= Unallotment =

Budgetary technique

Unallotment is a budgetary technique used by United States state governors to unilaterally make spending cuts to bridge budget deficit gaps, most notably by Minnesota Governor Tim Pawlenty in July 2009.

==Unallotment in Minnesota==

In Minnesota, in order for unallotment to be used, all of the following circumstances must exist:

- A balanced budget has been enacted into law
- Expected revenues have been determined to be less than anticipated
- The governor has approved the unallotment
- The commissioner has sought advice from the Legislative Advisory Committee
- The budget reserve has been exhausted

If all of these conditions exist, the executive branch is given broad authority to cut state budgets without the consent of the state legislature.

==Use==
In July 2009, Governor Tim Pawlenty used his unallotment authority to cut $33 million of the Minnesota state budget. This resulted in the budgets for most government agencies in Minnesota being cut by as much as 2.25%. In doing this, Pawlenty proclaimed that he would not ask the legislature to approve the unallotment cuts: “The legislators are gone, and they’re not coming back”. The response from some Democratic Minnesota legislators was to take steps to curtail the governor's unallotment power through legislation that would limit or repeal the governor's unallotment authority. Pawlenty indicated that he would veto any such legislation in a letter to Democratic legislators.
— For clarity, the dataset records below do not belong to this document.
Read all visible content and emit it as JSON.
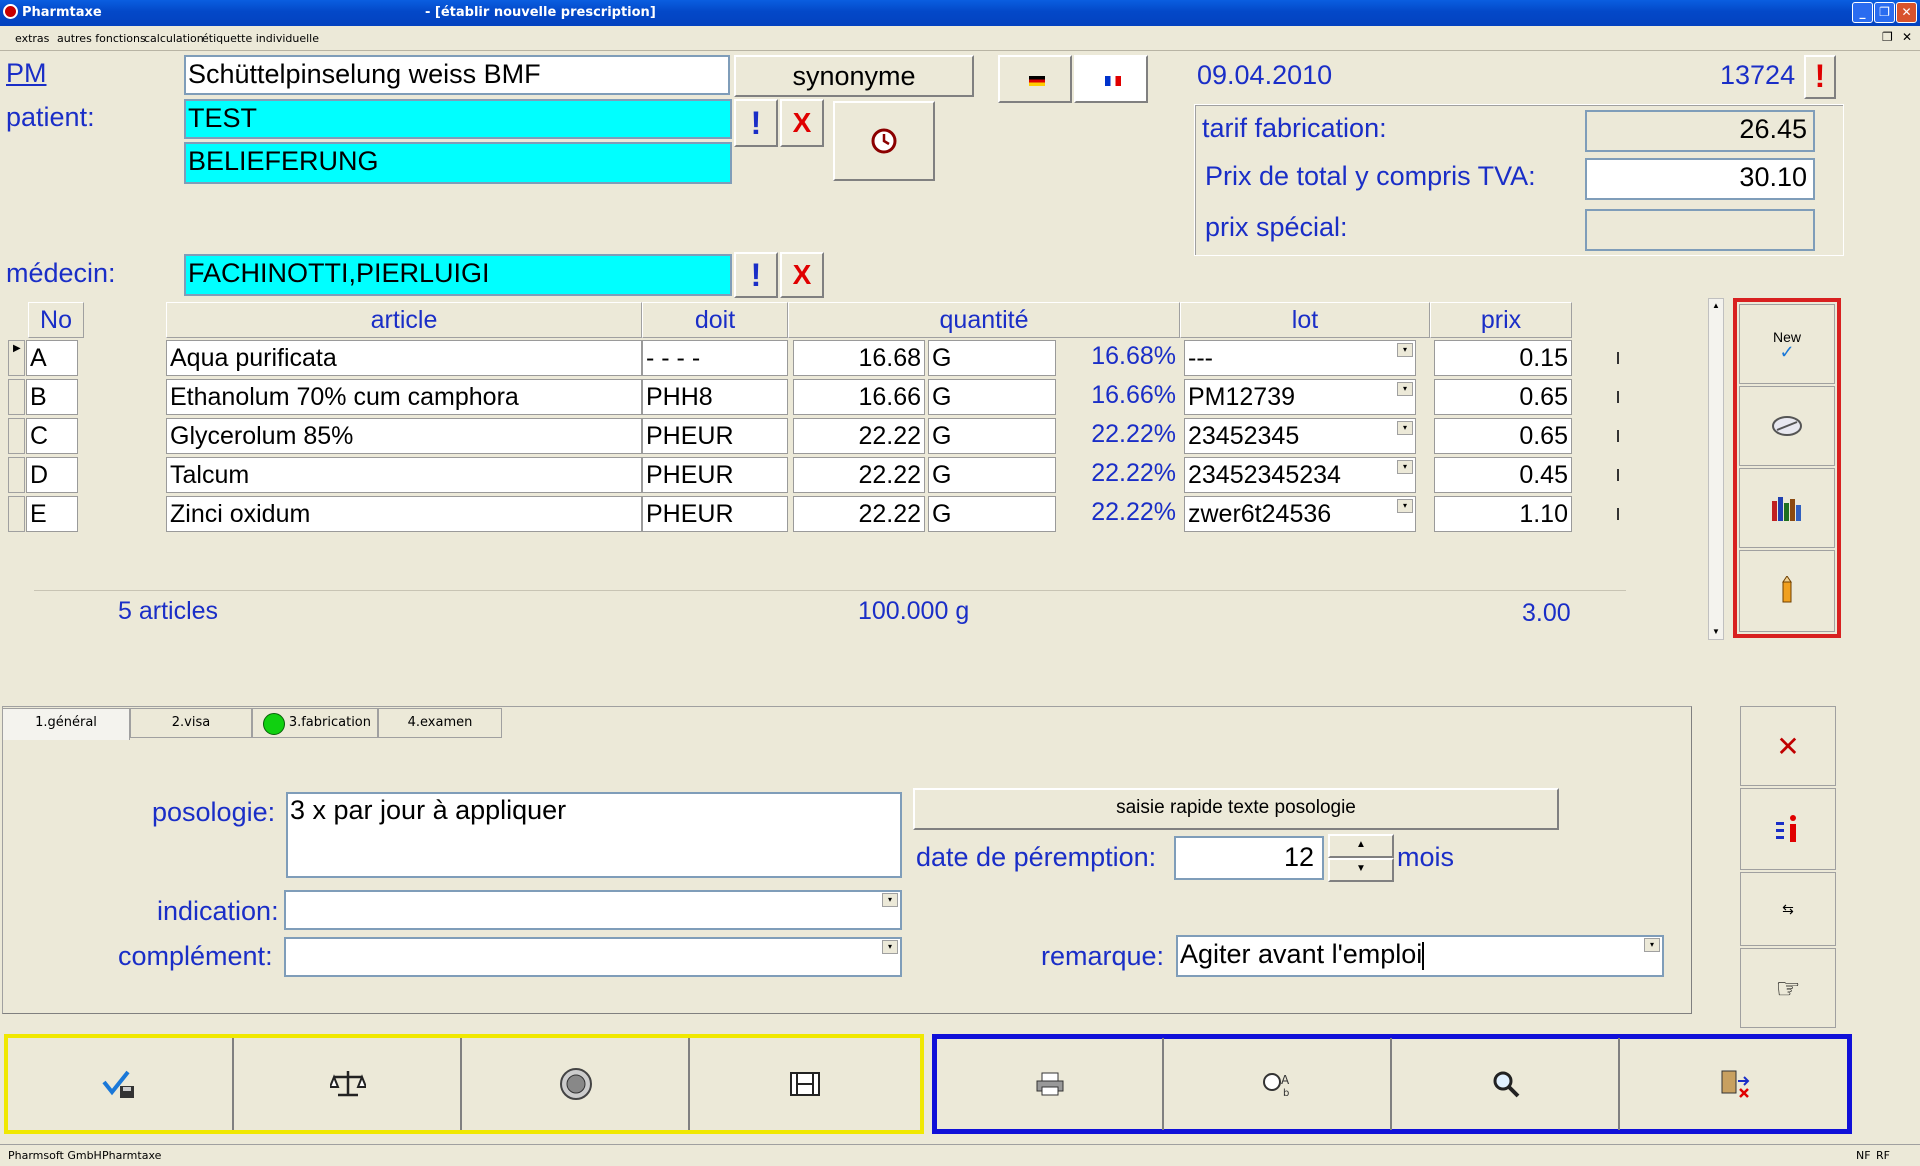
{
  "window": {
    "app_title": "Pharmtaxe",
    "title": "- [établir nouvelle prescription]"
  },
  "menu": [
    "extras",
    "autres fonctions",
    "calculation",
    "étiquette individuelle"
  ],
  "form": {
    "pm_label": "PM",
    "pm_value": "Schüttelpinselung weiss BMF",
    "synonym_label": "synonyme",
    "patient_label": "patient:",
    "patient_line1": "TEST",
    "patient_line2": "BELIEFERUNG",
    "doctor_label": "médecin:",
    "doctor_value": "FACHINOTTI,PIERLUIGI",
    "excl": "!",
    "x": "X",
    "date": "09.04.2010",
    "number": "13724",
    "tarif_label": "tarif fabrication:",
    "tarif_value": "26.45",
    "total_label": "Prix de total y compris TVA:",
    "total_value": "30.10",
    "special_label": "prix spécial:",
    "special_value": ""
  },
  "table": {
    "headers": {
      "no": "No",
      "article": "article",
      "doit": "doit",
      "quantite": "quantité",
      "lot": "lot",
      "prix": "prix"
    },
    "rows": [
      {
        "no": "A",
        "article": "Aqua purificata",
        "doit": "- - - -",
        "qty": "16.68",
        "unit": "G",
        "pct": "16.68%",
        "lot": "---",
        "prix": "0.15"
      },
      {
        "no": "B",
        "article": "Ethanolum 70% cum camphora",
        "doit": "PHH8",
        "qty": "16.66",
        "unit": "G",
        "pct": "16.66%",
        "lot": "PM12739",
        "prix": "0.65"
      },
      {
        "no": "C",
        "article": "Glycerolum 85%",
        "doit": "PHEUR",
        "qty": "22.22",
        "unit": "G",
        "pct": "22.22%",
        "lot": "23452345",
        "prix": "0.65"
      },
      {
        "no": "D",
        "article": "Talcum",
        "doit": "PHEUR",
        "qty": "22.22",
        "unit": "G",
        "pct": "22.22%",
        "lot": "23452345234",
        "prix": "0.45"
      },
      {
        "no": "E",
        "article": "Zinci oxidum",
        "doit": "PHEUR",
        "qty": "22.22",
        "unit": "G",
        "pct": "22.22%",
        "lot": "zwer6t24536",
        "prix": "1.10"
      }
    ],
    "summary": {
      "articles": "5 articles",
      "total_qty": "100.000 g",
      "total_price": "3.00"
    }
  },
  "side": {
    "new_label": "New"
  },
  "tabs": [
    "1.général",
    "2.visa",
    "3.fabrication",
    "4.examen"
  ],
  "general": {
    "posologie_label": "posologie:",
    "posologie_value": "3 x par jour à appliquer",
    "quick_text_button": "saisie rapide texte posologie",
    "expiry_label": "date de péremption:",
    "expiry_value": "12",
    "expiry_unit": "mois",
    "indication_label": "indication:",
    "indication_value": "",
    "complement_label": "complément:",
    "complement_value": "",
    "remark_label": "remarque:",
    "remark_value": "Agiter avant l'emploi"
  },
  "status": {
    "company": "Pharmsoft GmbH",
    "app": "Pharmtaxe",
    "nf": "NF",
    "rf": "RF"
  },
  "colors": {
    "accent_blue": "#1a2ec7",
    "cyan_field": "#00ffff",
    "alert_red": "#e00000",
    "frame_yellow": "#f0e800",
    "frame_blue": "#1010d8",
    "frame_red": "#d82020",
    "tab_green": "#10d010"
  }
}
==Court ruling on unallotment==
The issue of the unallotment statute in Minnesota was heard by the Minnesota State Supreme Court in the case of Brayton et al. v. Pawlenty, et al. In a 4-3 majority opinion written by Chief Justice Eric Magnuson, a Pawlenty appointee as well as the governor's former law partner, the court ruled that Pawlenty eliminated money for the program before the budget process had been completed. The ruling said, in part: “The unallotment statute provides the executive branch with authority to address an unanticipated deficit that arises after the legislative and executive branches have enacted a balanced budget. The statute does not shift to the executive branch a broad budget-making authority allowing the executive branch to address a deficit that remains after a legislative session because the legislative and executive branches have not resolved their differences. Because the legislative and executive branches never enacted a balanced budget for the 2010-2011 biennium, use of the unallotment power to address the unresolved deficit exceeded the authority granted to the executive branch by the statute. We therefore affirm the district court’s conclusion that the unallotment of the [nutrition program] funds was unlawful and void.”

The ruling in the Brayton case did not address the constitutionality of the unallotment statute; only that Gov. Pawlenty had violated the unallotment statute with his actions. Many critics of unallotment have doubts about the constitutionality of the unallotment authority, arguing that unallotment is a violation of separation of powers under Minnesota's constitution.

==Unallotment reform==

After the unallotment fight in Minnesota's Supreme Court, the Minnesota House of Representatives passed a bill altering the governor's unallotment powers in May 2010. The legislation caps the amount a governor can unallot from the general fund budget to 2% in addition to prohibiting the governor from eliminating entire programs using unallotment.